Pipilotti Rist is a video artist from Switzerland who stimulates her viewers’ senses and evokes pleasure and fantasy with her mutli-projector video installations. The idea behind her art is that the world has already been largely explored through geography, science, and more practical disciplines. “Pictures or film are the new, unexplored spaces into which we can escape.” She was born in the sixties, around the same time that video art was beginning, so it’s interesting that the medium she uses she essentially grew up with!
Some of Rist’s method involve doing a lot of shooting, but not really with what we think of as a film crew. Rather, she uses small groups or even shoots individually. She likes to keep it in control and these are the same people that work in the post production process. She likes the people on her crew to be well-versed in many subjects; they don’t all have to or just have to be filmmakers. She films multiple takes and “it has an experimental process; you try again and again until you have it”. She then takes a very individual and personal approach to the editing process
I constantly find myself using images, and television and movie film as a form of escapism, so hopefully I will find some ways to relate to her art even though they are pretty eccentric.
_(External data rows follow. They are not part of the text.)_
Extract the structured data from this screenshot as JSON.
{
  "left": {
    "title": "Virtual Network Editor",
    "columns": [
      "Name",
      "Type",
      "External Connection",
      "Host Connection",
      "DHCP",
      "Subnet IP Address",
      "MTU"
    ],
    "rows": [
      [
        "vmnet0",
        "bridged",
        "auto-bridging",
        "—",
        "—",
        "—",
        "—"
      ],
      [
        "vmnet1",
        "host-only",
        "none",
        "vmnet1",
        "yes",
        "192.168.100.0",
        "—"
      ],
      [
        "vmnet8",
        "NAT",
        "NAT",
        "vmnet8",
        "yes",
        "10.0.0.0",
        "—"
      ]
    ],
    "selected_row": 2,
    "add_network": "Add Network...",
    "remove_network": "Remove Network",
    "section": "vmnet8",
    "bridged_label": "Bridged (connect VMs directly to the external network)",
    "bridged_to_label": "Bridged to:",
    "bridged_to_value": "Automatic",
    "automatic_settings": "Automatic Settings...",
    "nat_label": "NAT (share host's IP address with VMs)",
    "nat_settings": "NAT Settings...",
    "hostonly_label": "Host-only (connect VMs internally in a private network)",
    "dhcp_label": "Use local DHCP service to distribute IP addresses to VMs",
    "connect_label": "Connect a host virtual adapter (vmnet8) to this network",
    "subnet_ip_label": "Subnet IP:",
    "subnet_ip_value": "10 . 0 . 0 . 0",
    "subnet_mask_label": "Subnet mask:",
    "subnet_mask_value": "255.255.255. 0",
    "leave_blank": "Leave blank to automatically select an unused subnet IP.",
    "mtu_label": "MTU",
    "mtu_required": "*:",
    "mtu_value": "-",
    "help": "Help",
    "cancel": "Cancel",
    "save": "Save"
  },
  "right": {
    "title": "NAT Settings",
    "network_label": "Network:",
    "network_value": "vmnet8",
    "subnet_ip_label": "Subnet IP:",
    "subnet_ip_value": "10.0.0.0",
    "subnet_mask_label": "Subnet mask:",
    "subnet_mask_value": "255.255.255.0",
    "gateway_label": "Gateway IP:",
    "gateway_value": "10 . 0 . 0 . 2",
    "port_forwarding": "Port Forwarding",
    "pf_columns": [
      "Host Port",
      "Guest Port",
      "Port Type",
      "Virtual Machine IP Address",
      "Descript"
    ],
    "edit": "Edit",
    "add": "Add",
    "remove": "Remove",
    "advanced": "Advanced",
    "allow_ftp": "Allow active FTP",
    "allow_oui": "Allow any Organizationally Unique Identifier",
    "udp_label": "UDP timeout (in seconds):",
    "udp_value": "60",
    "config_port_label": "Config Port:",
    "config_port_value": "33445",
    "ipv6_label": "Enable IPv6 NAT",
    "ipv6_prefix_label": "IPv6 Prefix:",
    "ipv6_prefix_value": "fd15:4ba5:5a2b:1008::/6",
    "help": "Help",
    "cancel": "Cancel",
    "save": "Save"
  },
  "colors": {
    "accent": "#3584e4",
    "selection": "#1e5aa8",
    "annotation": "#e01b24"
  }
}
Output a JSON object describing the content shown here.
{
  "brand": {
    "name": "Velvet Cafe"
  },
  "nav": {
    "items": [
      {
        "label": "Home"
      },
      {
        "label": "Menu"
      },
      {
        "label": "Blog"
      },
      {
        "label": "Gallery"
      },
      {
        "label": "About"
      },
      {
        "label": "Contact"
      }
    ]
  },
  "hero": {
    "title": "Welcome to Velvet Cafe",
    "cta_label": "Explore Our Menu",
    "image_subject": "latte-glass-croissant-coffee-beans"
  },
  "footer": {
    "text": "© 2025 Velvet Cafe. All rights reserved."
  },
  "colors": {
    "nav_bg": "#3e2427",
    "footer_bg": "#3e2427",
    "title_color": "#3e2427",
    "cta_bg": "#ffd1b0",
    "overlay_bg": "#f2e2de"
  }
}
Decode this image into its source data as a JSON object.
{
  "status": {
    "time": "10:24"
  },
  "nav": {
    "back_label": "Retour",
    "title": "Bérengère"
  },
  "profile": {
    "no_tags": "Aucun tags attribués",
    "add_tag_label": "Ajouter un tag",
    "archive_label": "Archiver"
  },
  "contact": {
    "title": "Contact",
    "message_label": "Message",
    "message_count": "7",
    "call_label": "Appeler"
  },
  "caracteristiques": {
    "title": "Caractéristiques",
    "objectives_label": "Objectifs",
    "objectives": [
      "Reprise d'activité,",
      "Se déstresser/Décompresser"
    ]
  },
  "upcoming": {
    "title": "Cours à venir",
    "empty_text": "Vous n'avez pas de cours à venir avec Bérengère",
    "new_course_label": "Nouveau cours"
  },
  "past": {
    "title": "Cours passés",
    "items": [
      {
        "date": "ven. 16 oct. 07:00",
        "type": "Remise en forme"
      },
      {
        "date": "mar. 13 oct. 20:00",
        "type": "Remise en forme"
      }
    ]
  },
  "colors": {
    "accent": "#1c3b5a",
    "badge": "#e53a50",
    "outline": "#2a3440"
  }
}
This video compiles clips of multiple different works. Rist definitely captures her over all theme of creating fantastic worlds, and the way she directs her subjects definitely gave it a feel of fantasy (for instance, in the beginning of the video where the woman is skipping around in the ruby slippers). We were able to escape into the world of Eden for the first time, and the symbolism behind “Eve” stomping the fruit to nothingness had a message of incredible power. I appreciated the use of the different angles, the way the camera captured a swirling sensation in the first scene, and the way she overlays two or more different clips in “A Liberty Statue for London” and “A la belle etoile”.
Overall, Pipliotti Rist’s style and subject matter was not my forte, but her film techniques and the way she approaches her process and forming her team are definitely aspects I see myself adopting into my own art.